Davos 2011: What can drive economic growth?
- 21 January 2011
- From the section Business
The key question at this year's World Economic Forum in Davos will be the state of economic recovery - is it sustainable or are the risks going to overshadow the green shoots, which returned in 2010.
The landscape is mixed - Asia, Africa, Latin America have grown strongly in 2010 while Europe and North America have struggled to address their government and household debt problems. The reality is many European economies have urgent domestic reform agendas driven by job losses, reducing the size of the public sector and financial restructuring.
These multiple demands on many Western Governments have challenged confidence and conviction in the West's ability to bounce back and recover.
Opportunity 1: old age
Whilst the downside risks are very real for many economies, so are the growth opportunities, which are frequently overlooked under the weight of short-term financial retrenchment.
If countries can tap into the potential of ageing populations, growing resource scarcity and new technology advances, there are prospects for job creation and accelerating growth. Too often demographics, resources and technology are regarded as problems rather than opportunities.
For example, the 'silver economy' is a growing and dynamic market segment that demands more attention from business. The number of elderly people is increasing; the UK for example expects to have 17% more people aged over 60 in the next 10 years alone. As life expectancy significantly increases, so will their demand for new products and services.
This group will look for new healthcare products - especially diagnostics to predict and prevent illness, new financial products to access equity and cash more easily for later life, and more opportunities for travel and tourism.

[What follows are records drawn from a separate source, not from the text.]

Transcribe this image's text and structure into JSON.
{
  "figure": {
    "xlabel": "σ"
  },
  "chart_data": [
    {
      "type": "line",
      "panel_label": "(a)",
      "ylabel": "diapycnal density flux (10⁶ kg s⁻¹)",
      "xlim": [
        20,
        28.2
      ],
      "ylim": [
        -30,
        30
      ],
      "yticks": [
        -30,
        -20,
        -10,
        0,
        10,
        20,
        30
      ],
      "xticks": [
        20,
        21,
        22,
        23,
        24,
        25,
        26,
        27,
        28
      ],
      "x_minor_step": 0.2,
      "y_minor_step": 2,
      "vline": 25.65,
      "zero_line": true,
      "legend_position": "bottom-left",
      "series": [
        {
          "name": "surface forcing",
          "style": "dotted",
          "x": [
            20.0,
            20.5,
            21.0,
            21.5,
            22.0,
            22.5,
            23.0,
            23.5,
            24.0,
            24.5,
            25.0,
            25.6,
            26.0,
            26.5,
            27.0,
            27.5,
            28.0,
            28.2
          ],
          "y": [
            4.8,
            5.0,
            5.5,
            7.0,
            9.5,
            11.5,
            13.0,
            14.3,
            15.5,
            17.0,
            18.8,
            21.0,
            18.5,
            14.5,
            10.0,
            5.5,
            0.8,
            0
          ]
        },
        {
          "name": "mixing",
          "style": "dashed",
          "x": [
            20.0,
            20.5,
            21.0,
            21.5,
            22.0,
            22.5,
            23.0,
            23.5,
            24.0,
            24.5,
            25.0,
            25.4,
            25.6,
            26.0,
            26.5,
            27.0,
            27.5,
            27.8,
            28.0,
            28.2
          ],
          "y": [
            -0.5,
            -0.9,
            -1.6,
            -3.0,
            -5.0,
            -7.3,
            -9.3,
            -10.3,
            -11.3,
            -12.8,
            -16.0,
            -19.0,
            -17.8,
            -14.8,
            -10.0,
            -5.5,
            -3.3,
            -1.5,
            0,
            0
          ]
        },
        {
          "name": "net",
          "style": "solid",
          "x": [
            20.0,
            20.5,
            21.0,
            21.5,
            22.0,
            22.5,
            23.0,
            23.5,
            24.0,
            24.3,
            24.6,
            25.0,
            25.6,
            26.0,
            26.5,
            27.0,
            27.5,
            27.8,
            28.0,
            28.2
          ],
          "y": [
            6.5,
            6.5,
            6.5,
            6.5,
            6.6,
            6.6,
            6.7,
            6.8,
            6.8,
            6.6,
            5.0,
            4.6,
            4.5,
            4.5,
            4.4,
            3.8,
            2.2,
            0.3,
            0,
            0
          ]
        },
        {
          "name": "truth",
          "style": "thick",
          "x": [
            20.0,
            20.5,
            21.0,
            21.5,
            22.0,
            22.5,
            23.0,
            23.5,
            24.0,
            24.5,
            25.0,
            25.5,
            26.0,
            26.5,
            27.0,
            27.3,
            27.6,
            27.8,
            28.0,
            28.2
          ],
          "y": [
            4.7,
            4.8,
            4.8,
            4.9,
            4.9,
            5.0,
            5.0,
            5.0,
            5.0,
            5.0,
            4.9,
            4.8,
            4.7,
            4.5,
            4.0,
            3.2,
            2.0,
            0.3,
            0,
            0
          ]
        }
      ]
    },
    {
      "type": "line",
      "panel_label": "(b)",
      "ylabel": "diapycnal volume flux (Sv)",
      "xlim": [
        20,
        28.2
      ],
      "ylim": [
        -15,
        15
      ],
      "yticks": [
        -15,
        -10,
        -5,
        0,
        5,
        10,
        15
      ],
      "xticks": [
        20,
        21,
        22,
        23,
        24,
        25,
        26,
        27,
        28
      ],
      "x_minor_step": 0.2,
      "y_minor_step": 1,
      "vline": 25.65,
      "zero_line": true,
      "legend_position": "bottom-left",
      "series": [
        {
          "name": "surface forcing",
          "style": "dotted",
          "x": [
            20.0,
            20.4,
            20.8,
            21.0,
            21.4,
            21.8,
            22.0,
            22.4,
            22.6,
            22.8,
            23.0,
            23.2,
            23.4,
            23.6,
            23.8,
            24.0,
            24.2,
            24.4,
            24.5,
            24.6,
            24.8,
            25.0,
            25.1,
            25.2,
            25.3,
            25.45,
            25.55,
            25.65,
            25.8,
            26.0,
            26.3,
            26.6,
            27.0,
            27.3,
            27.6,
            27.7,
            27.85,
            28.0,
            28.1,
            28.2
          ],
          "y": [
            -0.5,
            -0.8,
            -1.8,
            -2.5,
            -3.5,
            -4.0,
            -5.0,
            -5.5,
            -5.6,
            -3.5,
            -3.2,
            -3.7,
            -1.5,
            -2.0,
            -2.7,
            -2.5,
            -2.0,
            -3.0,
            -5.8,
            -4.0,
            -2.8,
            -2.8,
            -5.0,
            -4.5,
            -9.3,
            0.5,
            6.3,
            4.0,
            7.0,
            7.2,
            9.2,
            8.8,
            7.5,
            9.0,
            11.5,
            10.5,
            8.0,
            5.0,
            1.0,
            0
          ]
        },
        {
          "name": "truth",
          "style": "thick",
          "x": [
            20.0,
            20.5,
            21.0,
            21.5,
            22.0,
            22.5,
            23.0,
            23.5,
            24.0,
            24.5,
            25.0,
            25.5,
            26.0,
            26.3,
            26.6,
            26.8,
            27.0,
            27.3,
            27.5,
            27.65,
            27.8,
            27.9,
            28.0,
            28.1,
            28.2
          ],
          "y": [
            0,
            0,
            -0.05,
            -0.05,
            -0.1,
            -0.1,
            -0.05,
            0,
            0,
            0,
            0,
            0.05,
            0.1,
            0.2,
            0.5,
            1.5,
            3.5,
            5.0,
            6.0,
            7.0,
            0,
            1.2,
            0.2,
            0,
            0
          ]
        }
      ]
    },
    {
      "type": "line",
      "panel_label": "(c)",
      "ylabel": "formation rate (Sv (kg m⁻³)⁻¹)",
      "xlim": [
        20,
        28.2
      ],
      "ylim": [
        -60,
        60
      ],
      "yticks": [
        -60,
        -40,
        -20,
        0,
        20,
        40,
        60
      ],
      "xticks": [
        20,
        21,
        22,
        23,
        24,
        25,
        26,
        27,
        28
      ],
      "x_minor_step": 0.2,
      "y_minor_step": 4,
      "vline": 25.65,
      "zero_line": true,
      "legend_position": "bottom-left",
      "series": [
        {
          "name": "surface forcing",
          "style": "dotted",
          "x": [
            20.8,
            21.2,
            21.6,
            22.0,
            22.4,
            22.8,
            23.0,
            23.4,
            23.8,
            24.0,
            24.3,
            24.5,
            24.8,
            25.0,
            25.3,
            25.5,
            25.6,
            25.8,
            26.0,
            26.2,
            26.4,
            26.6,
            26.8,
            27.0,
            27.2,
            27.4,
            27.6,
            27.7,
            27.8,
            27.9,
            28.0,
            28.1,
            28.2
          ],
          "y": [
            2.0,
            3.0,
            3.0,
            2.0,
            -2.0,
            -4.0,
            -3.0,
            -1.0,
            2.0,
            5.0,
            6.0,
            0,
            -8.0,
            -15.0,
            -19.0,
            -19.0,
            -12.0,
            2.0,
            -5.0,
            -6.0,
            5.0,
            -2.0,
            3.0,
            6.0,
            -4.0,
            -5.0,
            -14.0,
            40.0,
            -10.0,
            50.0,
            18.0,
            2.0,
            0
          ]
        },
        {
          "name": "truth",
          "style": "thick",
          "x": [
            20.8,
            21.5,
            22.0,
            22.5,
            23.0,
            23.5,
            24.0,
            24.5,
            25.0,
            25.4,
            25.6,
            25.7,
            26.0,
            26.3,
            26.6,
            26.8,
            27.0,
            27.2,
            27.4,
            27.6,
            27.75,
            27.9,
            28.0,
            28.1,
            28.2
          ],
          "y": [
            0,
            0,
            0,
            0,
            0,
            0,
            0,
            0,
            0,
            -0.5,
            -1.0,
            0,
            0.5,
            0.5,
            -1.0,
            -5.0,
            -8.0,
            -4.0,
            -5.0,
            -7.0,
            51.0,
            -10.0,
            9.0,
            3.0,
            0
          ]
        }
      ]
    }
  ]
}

Opportunity 2: scarce resources
There are new opportunities to be found in the resolution of resource scarcity. With the global population due to increase by a billion people over the next 20 years, the demand for resources will continue to rise.
The recent increase in oil prices is a timely reminder of the pressure on the supply of resources. This extends not just to energy but to other commodities, from iron ore to rare metals and critically, food and water.
The pressure from demand for these resources will create major new opportunities for growth. In energy, the need to diversify away from fossil fuels will continue, creating new opportunities for renewables and micro generation. The first big wave of electric vehicles is upon us as cities look to cut emissions and make public and private transport greener and cleaner.
The aspirations of the new middle classes in many emerging economies will open up opportunities for new agricultural businesses and improved food distribution. Resource scarcity will fuel innovation as we develop new approaches to secure economic growth with better and more efficient use of limited resources.
Opportunity 3: Technology
Industries including education, chemicals, public services, transport and consumer goods will be transformed by the advent of new technologies. Communications will shrink the globe, with two billion people now having access to the internet.
The technology revolution will be driven by cloud computing, superfast broadband, robotics, mobile sensors and analytics. More applications on our mobile devices, more people using the internet and better use of data will lead to major new growth opportunities.
At a time when it is easy to be engrossed with the challenges of sovereign and household debt, now is a timely reminder of some of the new waves of growth that will create the opportunity to accelerate recovery.
The debt-fuelled consumption of the last decade has disappeared. It is those countries and companies that embrace and take action to take advantage of these new waves of growth that will give them the best chance for sustained recovery and long-term growth.
Davos provides a forum for global leaders to openly and actively discuss those opportunities as well as the challenges. The hope is that the prospects for growth can be turned into more of a reality during the next 12 months.